Sagrada FamiÂlia: the Masterpiece of Antonio Gaudi
The Temple Expiatori de la Sagrada Família is the masterpiece of the eccentric, ingenious Catalan architect Antonio Gaudí. Located in Barcelona, the Sagrada Família was privately-funded and has been under construction in since 1882. This is because the architect died during its construction and left no architectural plans for his successors to emulate. Gaudí’s idiosyncratic design have made it one of Spain's top tourist attractions for many years.
Antonio Gaudí can be regarded as the main exponent of Art Nouveau in Spain, but he was a true original and his work is not confined to any one style. He was a very eccentric figure. He had a number of small commissions at the beginning of his career, but as a devout Catholic he eventually abandoned his secular commissions and devoted his life to designing Barcelona cathedral, which is known as Sagrada Família.
This began as a fairly conventional building in the Gothic style, but Gaudí gradually abandoned conventions and began to rely more and more on his own imagination. He started to use fantastical biomorphic shapes. The details resemble Gothic spires and finials, but overall the form seems indeterminate and protean, as if the Gothic style has been warped. The building composed of stone blocks like any other cathedral, but the stone has been sculpted in a very plastic way, as was typical in Art Nouveau. Stepping back, the facade seems to be dripping with undulating forms. It seems to have grown organically.

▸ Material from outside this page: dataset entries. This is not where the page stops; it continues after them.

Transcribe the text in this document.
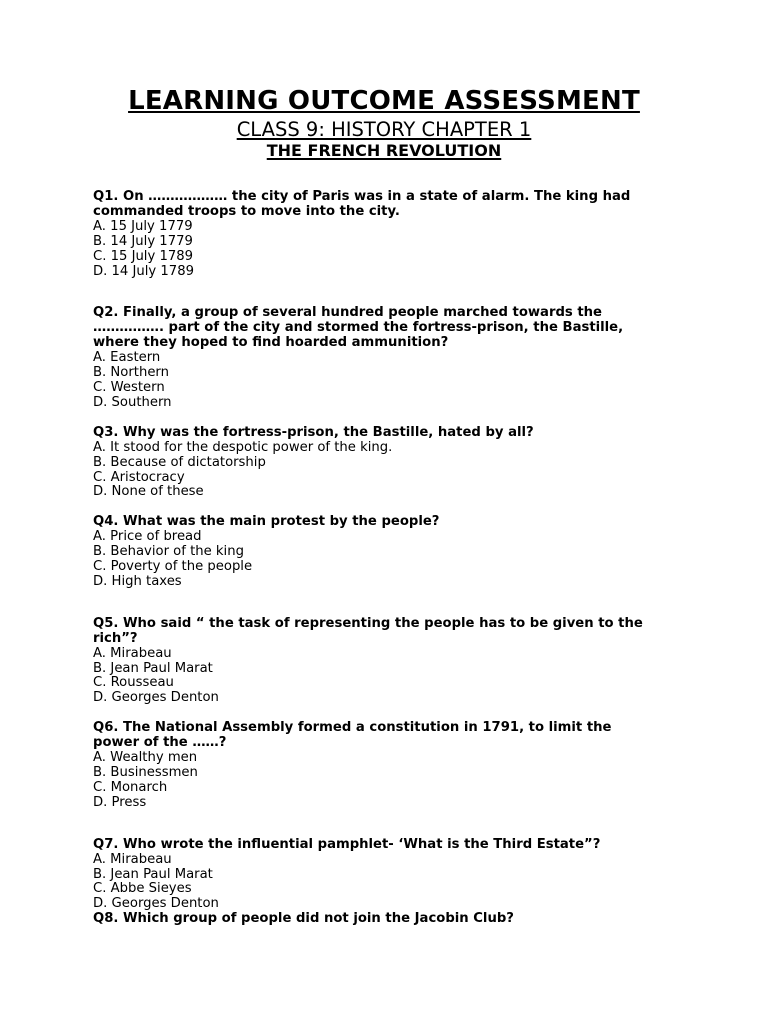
LEARNING OUTCOME ASSESSMENT
CLASS 9: HISTORY CHAPTER 1
THE FRENCH REVOLUTION
Q1. On ……………… the city of Paris was in a state of alarm. The king had
commanded troops to move into the city.
A. 15 July 1779
B. 14 July 1779
C. 15 July 1789
D. 14 July 1789
Q2. Finally, a group of several hundred people marched towards the
……………. part of the city and stormed the fortress-prison, the Bastille,
where they hoped to find hoarded ammunition?
A. Eastern
B. Northern
C. Western
D. Southern
Q3. Why was the fortress-prison, the Bastille, hated by all?
A. It stood for the despotic power of the king.
B. Because of dictatorship
C. Aristocracy
D. None of these
Q4. What was the main protest by the people?
A. Price of bread
B. Behavior of the king
C. Poverty of the people
D. High taxes
Q5. Who said “ the task of representing the people has to be given to the
rich”?
A. Mirabeau
B. Jean Paul Marat
C. Rousseau
D. Georges Denton
Q6. The National Assembly formed a constitution in 1791, to limit the
power of the ……?
A. Wealthy men
B. Businessmen
C. Monarch
D. Press
Q7. Who wrote the influential pamphlet- ‘What is the Third Estate”?
A. Mirabeau
B. Jean Paul Marat
C. Abbe Sieyes
D. Georges Denton
Q8. Which group of people did not join the Jacobin Club?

The design is suffused with Christian symbolism and Gaudí intended the church to be the ‘last great sanctuary of Christendom’. A total of eighteen tall towers were intended, representing the Twelve Apostles, the four Evangelists, the Virgin Mary and Christ himself. The Evangelists' towers are be surmounted by sculptures of their traditional symbols: a bull (St Luke), a winged man (St Matthew), an eagle (St John), and a lion (St Mark). The central tower of Jesus Christ is to be surmounted by a giant cross.
Gaudí was certainly an obsessive, but he was also a visionary. The building is enigmatic and mystifying. The four finials of the main frontage, all terminating at different heights, have a dizzying effect, as if the viewer is overcome with religious ecstasy. Broken tiles are embedded in the surface, creating a dazzling mosaic effect. Gaudí anticipated Surrealism, which was an important movement in art and literature in the 1920s. Surrealism was all about unlocking the subconscious mind. The most famous surrealist artist was Salvdor Dalí, who like Gaudí was from Catalonia in Spain. In Dalí’s paintings the forms are distorted and deformed, like Gaudí’s architecture.
Gaudí did not work from plans like most architects. He relied on his imagination or perhaps on religious inspiration. He died in 1926 and was buried inside the cathedral. His unorthodox method of designing meant that the building could not be completed according to his scheme. Even now it is not complete, but it is being continued in a much more conventional way. The cathedral is not expected to be complete until at least 2026. However, the church is to be consecrated by Pope Benedict XVI on November 7, 2010, during his visit to Santiago de Compostela and Barcelona.